Authors: Virgilios Passas, Kostas Chounos, Stratos Keranidis, Wei Liu, Lieven Hollevoet, Thanasis Korakis, Iordanis Koutsopoulos, Ingrid Moerman, Leandros Tassiulas

Conference: MobiCom 2013, Miami, Florida, USA, September 2013

Cognitive radio systems have gathered a lot of research interest during the last decade. Accuracy of spectrum sensing and efficiency of free spectrum utilization are considered as the primary objectives in this emerging technology, which promises a boost in wireless network performance, through exploitation of underutilized licensed frequency bands. As the focus of researchers is usually on these two major challenges, other aspects have been in part underestimated.

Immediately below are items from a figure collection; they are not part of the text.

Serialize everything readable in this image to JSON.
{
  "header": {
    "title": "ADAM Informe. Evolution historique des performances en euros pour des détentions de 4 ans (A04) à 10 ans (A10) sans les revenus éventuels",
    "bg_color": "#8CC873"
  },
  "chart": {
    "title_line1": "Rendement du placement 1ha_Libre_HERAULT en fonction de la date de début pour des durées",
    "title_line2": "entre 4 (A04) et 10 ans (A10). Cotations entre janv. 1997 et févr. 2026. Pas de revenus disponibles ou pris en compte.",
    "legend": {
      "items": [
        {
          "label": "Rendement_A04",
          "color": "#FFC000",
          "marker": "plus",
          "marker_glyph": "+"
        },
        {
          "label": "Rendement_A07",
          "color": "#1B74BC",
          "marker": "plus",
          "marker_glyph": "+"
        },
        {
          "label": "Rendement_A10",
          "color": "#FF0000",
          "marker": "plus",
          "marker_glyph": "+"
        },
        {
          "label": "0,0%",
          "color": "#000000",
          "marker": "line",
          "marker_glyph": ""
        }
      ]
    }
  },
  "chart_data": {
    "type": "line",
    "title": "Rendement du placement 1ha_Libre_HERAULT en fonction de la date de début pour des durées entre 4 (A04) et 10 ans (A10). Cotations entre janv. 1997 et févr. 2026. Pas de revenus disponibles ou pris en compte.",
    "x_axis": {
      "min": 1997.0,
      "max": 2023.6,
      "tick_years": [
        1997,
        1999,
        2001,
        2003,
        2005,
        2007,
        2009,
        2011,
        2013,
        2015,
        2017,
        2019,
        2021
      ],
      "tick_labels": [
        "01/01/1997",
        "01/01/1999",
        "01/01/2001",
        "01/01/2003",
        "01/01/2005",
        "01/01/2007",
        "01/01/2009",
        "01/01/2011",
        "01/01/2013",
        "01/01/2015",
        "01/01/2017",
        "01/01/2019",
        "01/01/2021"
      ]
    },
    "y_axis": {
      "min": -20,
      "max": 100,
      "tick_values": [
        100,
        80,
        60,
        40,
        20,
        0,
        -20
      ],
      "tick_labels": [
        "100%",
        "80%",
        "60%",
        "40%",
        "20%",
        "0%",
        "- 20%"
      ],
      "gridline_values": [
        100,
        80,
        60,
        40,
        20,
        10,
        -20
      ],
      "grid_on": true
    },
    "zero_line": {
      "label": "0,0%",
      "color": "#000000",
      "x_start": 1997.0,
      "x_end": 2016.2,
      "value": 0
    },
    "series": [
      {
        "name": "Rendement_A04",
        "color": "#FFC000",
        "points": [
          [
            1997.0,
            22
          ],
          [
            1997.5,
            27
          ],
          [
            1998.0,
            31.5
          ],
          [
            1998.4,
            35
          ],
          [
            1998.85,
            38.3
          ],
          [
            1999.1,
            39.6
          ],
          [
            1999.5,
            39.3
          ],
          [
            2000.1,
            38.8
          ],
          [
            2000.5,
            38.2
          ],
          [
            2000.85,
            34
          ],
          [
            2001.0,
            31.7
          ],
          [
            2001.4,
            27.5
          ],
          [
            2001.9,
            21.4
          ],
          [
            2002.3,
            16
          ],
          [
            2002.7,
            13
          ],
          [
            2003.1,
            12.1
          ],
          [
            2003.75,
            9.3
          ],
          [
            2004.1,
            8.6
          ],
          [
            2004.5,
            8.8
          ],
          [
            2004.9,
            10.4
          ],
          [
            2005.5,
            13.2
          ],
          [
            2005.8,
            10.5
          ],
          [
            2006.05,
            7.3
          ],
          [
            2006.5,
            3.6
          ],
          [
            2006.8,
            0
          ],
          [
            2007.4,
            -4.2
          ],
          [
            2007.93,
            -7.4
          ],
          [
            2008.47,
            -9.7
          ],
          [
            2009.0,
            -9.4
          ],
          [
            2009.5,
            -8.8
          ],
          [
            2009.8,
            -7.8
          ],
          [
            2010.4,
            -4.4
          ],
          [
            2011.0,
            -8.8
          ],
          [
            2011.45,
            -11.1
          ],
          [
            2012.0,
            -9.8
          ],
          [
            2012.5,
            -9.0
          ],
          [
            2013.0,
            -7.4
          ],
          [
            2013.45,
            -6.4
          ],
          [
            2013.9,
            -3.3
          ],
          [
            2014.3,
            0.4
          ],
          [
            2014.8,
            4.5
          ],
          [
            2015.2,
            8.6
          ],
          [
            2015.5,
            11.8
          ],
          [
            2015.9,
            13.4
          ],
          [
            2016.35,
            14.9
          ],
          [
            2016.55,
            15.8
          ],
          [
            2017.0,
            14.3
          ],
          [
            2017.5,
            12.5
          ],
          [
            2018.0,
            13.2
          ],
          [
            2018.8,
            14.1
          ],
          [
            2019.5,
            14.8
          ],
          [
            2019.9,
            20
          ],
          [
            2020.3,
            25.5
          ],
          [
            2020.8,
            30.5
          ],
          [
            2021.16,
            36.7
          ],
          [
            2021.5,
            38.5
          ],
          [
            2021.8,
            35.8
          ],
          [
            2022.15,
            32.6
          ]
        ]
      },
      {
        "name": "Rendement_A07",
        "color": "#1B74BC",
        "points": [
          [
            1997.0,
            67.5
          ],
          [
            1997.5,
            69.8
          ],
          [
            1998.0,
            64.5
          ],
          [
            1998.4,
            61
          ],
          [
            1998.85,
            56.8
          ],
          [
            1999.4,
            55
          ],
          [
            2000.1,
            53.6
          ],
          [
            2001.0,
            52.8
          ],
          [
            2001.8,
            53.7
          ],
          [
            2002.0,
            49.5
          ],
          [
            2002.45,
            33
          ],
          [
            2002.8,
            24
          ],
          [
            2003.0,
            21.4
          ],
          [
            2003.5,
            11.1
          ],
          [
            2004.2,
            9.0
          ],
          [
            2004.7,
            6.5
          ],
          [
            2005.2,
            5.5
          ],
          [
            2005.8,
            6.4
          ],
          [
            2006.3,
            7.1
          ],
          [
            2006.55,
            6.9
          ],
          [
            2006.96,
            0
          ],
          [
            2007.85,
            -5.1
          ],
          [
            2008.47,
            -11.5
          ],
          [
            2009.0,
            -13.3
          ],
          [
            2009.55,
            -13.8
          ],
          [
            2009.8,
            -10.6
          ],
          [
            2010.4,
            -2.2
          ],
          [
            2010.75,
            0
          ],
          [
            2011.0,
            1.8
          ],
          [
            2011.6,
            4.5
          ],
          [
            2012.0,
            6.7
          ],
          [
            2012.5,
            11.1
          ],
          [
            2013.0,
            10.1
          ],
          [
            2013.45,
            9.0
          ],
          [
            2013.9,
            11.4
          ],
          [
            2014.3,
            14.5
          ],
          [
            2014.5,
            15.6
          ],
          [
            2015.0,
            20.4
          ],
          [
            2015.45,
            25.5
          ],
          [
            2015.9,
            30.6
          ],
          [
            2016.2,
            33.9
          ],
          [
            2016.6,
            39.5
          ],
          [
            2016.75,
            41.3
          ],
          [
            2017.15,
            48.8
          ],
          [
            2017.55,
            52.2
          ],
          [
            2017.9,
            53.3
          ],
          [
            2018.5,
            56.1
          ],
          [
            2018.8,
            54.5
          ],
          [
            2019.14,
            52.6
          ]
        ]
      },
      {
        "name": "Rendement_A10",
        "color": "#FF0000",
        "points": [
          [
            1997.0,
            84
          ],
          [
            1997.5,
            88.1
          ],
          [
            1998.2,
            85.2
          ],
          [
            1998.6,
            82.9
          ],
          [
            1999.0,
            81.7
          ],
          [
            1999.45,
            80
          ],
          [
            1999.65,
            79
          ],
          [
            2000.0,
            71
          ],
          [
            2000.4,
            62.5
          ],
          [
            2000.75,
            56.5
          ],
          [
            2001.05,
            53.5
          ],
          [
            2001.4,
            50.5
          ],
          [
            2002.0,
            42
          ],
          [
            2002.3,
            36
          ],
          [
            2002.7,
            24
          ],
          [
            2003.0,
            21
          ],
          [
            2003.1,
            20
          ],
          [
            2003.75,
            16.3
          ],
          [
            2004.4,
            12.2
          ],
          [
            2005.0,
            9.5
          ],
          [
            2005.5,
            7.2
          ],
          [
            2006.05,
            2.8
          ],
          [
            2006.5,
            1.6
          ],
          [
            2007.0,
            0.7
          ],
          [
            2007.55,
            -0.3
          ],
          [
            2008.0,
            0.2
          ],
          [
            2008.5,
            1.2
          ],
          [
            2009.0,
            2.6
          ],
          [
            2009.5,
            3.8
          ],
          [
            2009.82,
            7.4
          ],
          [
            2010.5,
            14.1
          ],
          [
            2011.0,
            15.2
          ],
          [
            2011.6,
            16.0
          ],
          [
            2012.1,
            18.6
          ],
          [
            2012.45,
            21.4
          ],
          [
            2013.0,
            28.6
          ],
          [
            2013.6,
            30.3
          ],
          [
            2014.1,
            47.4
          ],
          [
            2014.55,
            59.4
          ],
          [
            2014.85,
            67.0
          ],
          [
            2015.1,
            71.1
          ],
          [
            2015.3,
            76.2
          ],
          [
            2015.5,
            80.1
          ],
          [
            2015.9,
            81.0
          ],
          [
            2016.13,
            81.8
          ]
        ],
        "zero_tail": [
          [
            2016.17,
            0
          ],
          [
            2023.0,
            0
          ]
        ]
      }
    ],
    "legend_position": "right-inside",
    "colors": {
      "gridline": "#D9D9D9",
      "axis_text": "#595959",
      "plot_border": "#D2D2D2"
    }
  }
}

In this work, we consider two factors that are rather important for evaluation of cognitive platforms, namely sensing delay and energy efficiency. The first is related to the latency induced by the spectrum sensing process and its impact on sensing efficiency, which is tightly connected to both the QoS performance of secondary users and the protection of primary users. On the other hand, energy consumption is considered as a crucial issue in all types of wireless communications, due to restricted battery autonomy of mobile devices, as well as for moving towards “greener” solutions in telecommunications. Therefore, it is important to ex- tend existing testbed experimentation tools and develop new ones, in order to equip cognitive testbeds with such advanced monitoring capabilities. In this work, we present a monitoring procedure that has been directly integrated in the experimentation tools of the CREW testbed federation and demonstrate how it aids in the online evaluation of four different cognitive platforms in terms of the aforementioned metrics.